After Toyotomi Hideyoshi's conquest of Kyushu in 1587, Kuroda Kambe was awarded a 123,000 koku (according to one theory, 160,000 koku) domain in northern Kyushu, with Nakatsu as one of his strongholds. In 1600, his son Kuroda Nagamasa, who had distinguished himself in the Battle of Sekigahara, was transferred to Fukuoka Domain for an additional 523,100 koku. At the same time, Hosokawa Tadaoki, who also sided with the eastern army at the Battle of Sekigahara, received 399,000 koku was transferred from Miyazu Domain in Tango Province, and established Nakatsu Domain under the Tokugawa shogunate. In 1602, Tadaoki moved his seat to Kokura Castle, retaining Nakatsu Castle as a branch castle. In 1632, the second daimyō of the domain, Hosokawa Tadatoshi, was transferred to Kumamoto Domain.

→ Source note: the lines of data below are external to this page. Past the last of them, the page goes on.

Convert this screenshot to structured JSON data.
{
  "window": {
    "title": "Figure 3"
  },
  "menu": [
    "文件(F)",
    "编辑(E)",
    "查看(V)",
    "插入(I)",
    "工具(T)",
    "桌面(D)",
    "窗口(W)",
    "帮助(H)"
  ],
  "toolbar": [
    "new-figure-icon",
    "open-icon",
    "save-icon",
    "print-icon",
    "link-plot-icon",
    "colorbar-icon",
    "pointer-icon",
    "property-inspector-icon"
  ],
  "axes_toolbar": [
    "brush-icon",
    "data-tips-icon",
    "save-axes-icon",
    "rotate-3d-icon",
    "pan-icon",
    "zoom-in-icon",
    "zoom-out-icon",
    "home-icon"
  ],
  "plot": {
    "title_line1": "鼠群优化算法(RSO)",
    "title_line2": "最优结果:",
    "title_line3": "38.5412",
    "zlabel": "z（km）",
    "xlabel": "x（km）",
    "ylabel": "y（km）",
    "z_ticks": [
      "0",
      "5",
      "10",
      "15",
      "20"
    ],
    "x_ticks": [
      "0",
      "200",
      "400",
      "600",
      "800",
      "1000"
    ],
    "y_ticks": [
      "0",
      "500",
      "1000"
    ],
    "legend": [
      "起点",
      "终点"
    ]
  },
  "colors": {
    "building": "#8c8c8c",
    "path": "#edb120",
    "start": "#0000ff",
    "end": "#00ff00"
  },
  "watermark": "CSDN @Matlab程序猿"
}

He was replaced by Ogasawara Tadamasa from Akashi Domain as daimyō of Kokura Domain and assigned Nakatsu Castle to his nephew Ogasawara Nagatsuji as the head of a cadet branch of the clan, and received official recognition as an independent daimyō. In 1698, the third daimyō of Nakatsu, Ogasawara Nagatane, was accused of mismanagement and misbehavior in daily life. However, instead of attainder, the Tokugawa shogunate ordered that the parent clan in Kokura replace him with his younger brother Ogasawara Naganobu with his kokudaka halved to 40,000 koku, which was halved. In 1716. The fifth daimyō, Ogasawara Nagao, passed away at the age of seven, and his younger brother, Ogasawara Nagaoki was transferred to the Anji Domain (10,000 koku) in Harima Province.
Nakatsu was then awarded in 1717 to Okudaira Masanari, formerly of Miyazu Domain, with a kokudaka set at 100,000 koku. The Okudaira clan would continue to rule Nakatsu for nine generations and 155 years until the abolition of feudal domains and establishment of prefectures in 1871. The eighth daimyō , Okudaira Masamoto strongly advocated restoration of the national isolation policy after the arrival of the Perry Expedition and expelled the foreigners, contradicting the idea of opening up the country of his retired grandfather Masataka, who held the real power in the domain's administration. When Masataka died in 1855, he began reforming the domain's military, including building artillery forts. As the Okudaira clan was a prestigious fudai daimyō clan, when the pro-Tokugawa forces were defeated at the Battle of Toba-Fushimi at the start of the Boshin War, he defected to the imperial side and dispatched forces in the Aizu War against pro-Tokugawa remnants.
Following the Meiji restoration, Nakatsu was incorporated into Oita Prefecture via Nakatsu Prefecture, Kokura Prefecture, and Fukuoka Prefecture.
As with most domains in the han system, Nakatsu Domain consisted of several discontinuous territories calculated to provide the assigned kokudaka, based on periodic cadastral surveys and projected agricultural yields.[4][5]